Piękna baśniowa kraina wypełniona magicznymi stworzeniami, pradawnymi złymi mocami i oczywiście słodyczami. Jakie dziecko nie chciałoby tam trafić? Świat jednak ma swoje zasady, które trzeba przestrzegać: podróżujący maluch musi wykonać szereg zadań, przeżyć niesamowite przygody i zdobyć klucz, aby trafić z powrotem do swojego świata.
A co jeśli zamiast kilku dni podróż trwa prawie trzy dekady?
To właśnie spotkało Gertrudę. Trafiła do Baśniowa jako sześcioletnia dziewczynka. Przez 27 lat swojej tułaczki nie zestarzała się nawet odrobinę, ale nabrała paskudnych manier. Pije we wszystkich okolicznych tawernach, morduje postaci na tyle głupie, żeby stanąć jej na drodze, i w głębokiej pogardzie ma wszystko, co urocze i tęczowe. Niby chce wrócić do domu, ale nie ma najmniejszego zamiaru wykonywać jakiś dziwnych zadań. O ile prościej jest zamordować osobę posiadającą magiczny przedmiot i zabrać go jej, niż mozolnie wypełniać kolejne misje. Niestety podejście to nie zbliża bohaterki do powrotu do domu. Mieszkańcy magicznego świata również nie mają łatwego życia z morderczą dziewczynką. Władczyni Baśniowa coraz częściej zastanawia się, jak wyeliminować kłopotliwego gościa.
Komiks całkowicie wykrzywia popularną historię o dziecku odwiedzającym niezwykłą krainę. Zrobienie z protagonistki zgorzkniałej dorosłej uwięzionej w dziewczęcej formie było strzałem w dziesiątkę. Obserwowanie jak Gert rozwala cukierkowy świat, sprawia dziwną satysfakcję. Flaki mordowanych istot przewalają się przez strony, trup ściele się gęsto, ale nie wywołało to u mnie obrzydzenia i chęci zamknięcia albumu.
Zdecydowanie jest to zasługa warstwy graficznej.
Kreskówkowe rysunki Skottiego Younga zmiękczają wydźwięk brutalnych scen. Wszystko wygląda nierealistycznie, a przez to dużo łatwiej patrzeć np. na wylatujący z czaszki mózg. Sama konstrukcja postaci jest bardzo ciekawa: biegające grzyby, królowa mająca włosy z chmur, czy wielki pluszowy miś będący barmanem to tylko kilka przykładów. Do tego należy dodać fenomenalne kolory, które nałożył Jean-Francois Beaulieu. Pstrokatość barw oraz ich natężenie mogą przyprawić o zawrót głowy i świetnie korespondują z przedstawionym światem.
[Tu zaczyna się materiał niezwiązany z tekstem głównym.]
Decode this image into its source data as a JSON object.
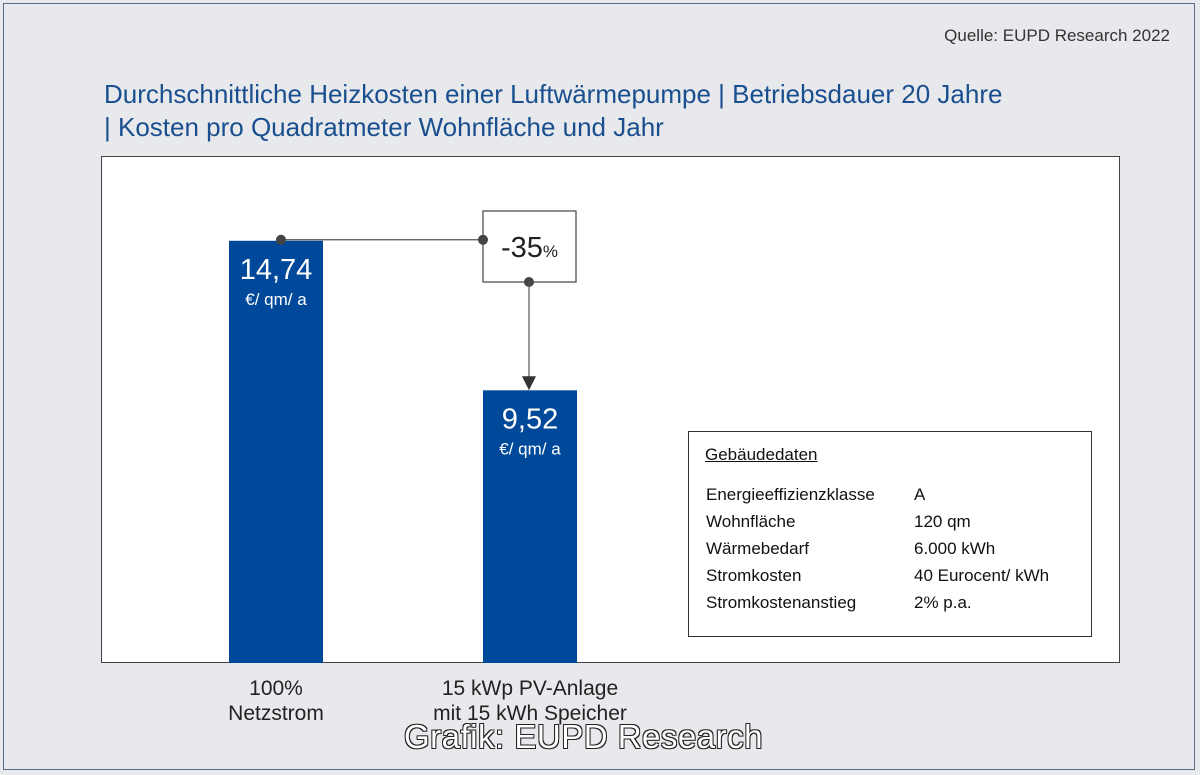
{
  "source": "Quelle: EUPD Research 2022",
  "title_line1": "Durchschnittliche Heizkosten einer Luftwärmepumpe | Betriebsdauer 20 Jahre",
  "title_line2": "| Kosten pro Quadratmeter Wohnfläche und Jahr",
  "watermark": "Grafik: EUPD Research",
  "colors": {
    "bar": "#00489a",
    "title": "#1a4f8f"
  },
  "chart_data": {
    "type": "bar",
    "title": "Durchschnittliche Heizkosten einer Luftwärmepumpe | Betriebsdauer 20 Jahre | Kosten pro Quadratmeter Wohnfläche und Jahr",
    "categories": [
      "100% Netzstrom",
      "15 kWp PV-Anlage mit 15 kWh Speicher"
    ],
    "values": [
      14.74,
      9.52
    ],
    "value_labels": [
      "14,74",
      "9,52"
    ],
    "unit": "€/ qm/ a",
    "change_label": "-35",
    "change_unit": "%",
    "ylim": [
      0,
      17.7
    ],
    "grid": false
  },
  "categories_display": [
    {
      "line1": "100%",
      "line2": "Netzstrom"
    },
    {
      "line1": "15 kWp PV-Anlage",
      "line2": "mit 15 kWh Speicher"
    }
  ],
  "info_box": {
    "title": "Gebäudedaten",
    "rows": [
      {
        "key": "Energieeffizienzklasse",
        "value": "A"
      },
      {
        "key": "Wohnfläche",
        "value": "120 qm"
      },
      {
        "key": "Wärmebedarf",
        "value": "6.000 kWh"
      },
      {
        "key": "Stromkosten",
        "value": "40 Eurocent/ kWh"
      },
      {
        "key": "Stromkostenanstieg",
        "value": "2% p.a."
      }
    ]
  }
}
Nienawidzę Baśniowa to bardzo przyjemny w lekturze akcyjniak, w którym mała dziewczynka z wielkim toporem przebija się przez cukierkową krainę, której jak sugeruje tytuł, nie darzy zbyt ciepłymi uczuciami. Główna bohaterka aż epatuje cynizmem i zgorzknieniem, co stoi w opozycji do jej dziewczęcego wyglądu. Gert to paskudna osoba, ale co można powiedzieć o świecie porywającym dziewczynki z bezpiecznych domów? Po zapoznaniu się z albumem czuję się nim usatysfakcjonowana i nie wiem, o czym mogłaby opowiadać kolejna część. Zamknięta opowieść jest niewątpliwie kolejnym atutem komiksu. Jeżeli lubicie czasem popatrzeć na flaki i krew, a jednocześnie nie oglądać nic zbyt realistycznego, to jest to pozycja dla Was.
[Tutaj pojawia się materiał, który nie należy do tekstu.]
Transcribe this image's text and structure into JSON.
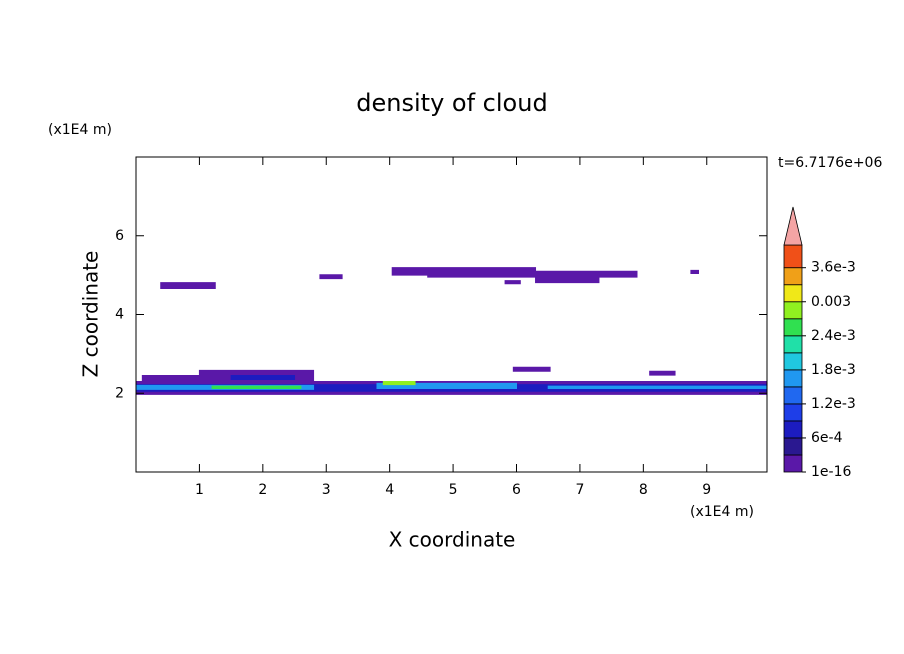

Nienawidzę Baśniowa tom 1: I żyli długo i burzliwie
Scenariusz: Scottie Young
Rysunki: Scottie Young
Tłumaczenie: Marceli Szpak
Wydawca: Non Stop Comics
ISBN: 978-83-8110-622-1
Oprawa: miękka
Format: 170×260
Cena: 40 zł
Premiera: 12.09.2018 r.
Recenzowała: M. Chudziak (Blue Bird)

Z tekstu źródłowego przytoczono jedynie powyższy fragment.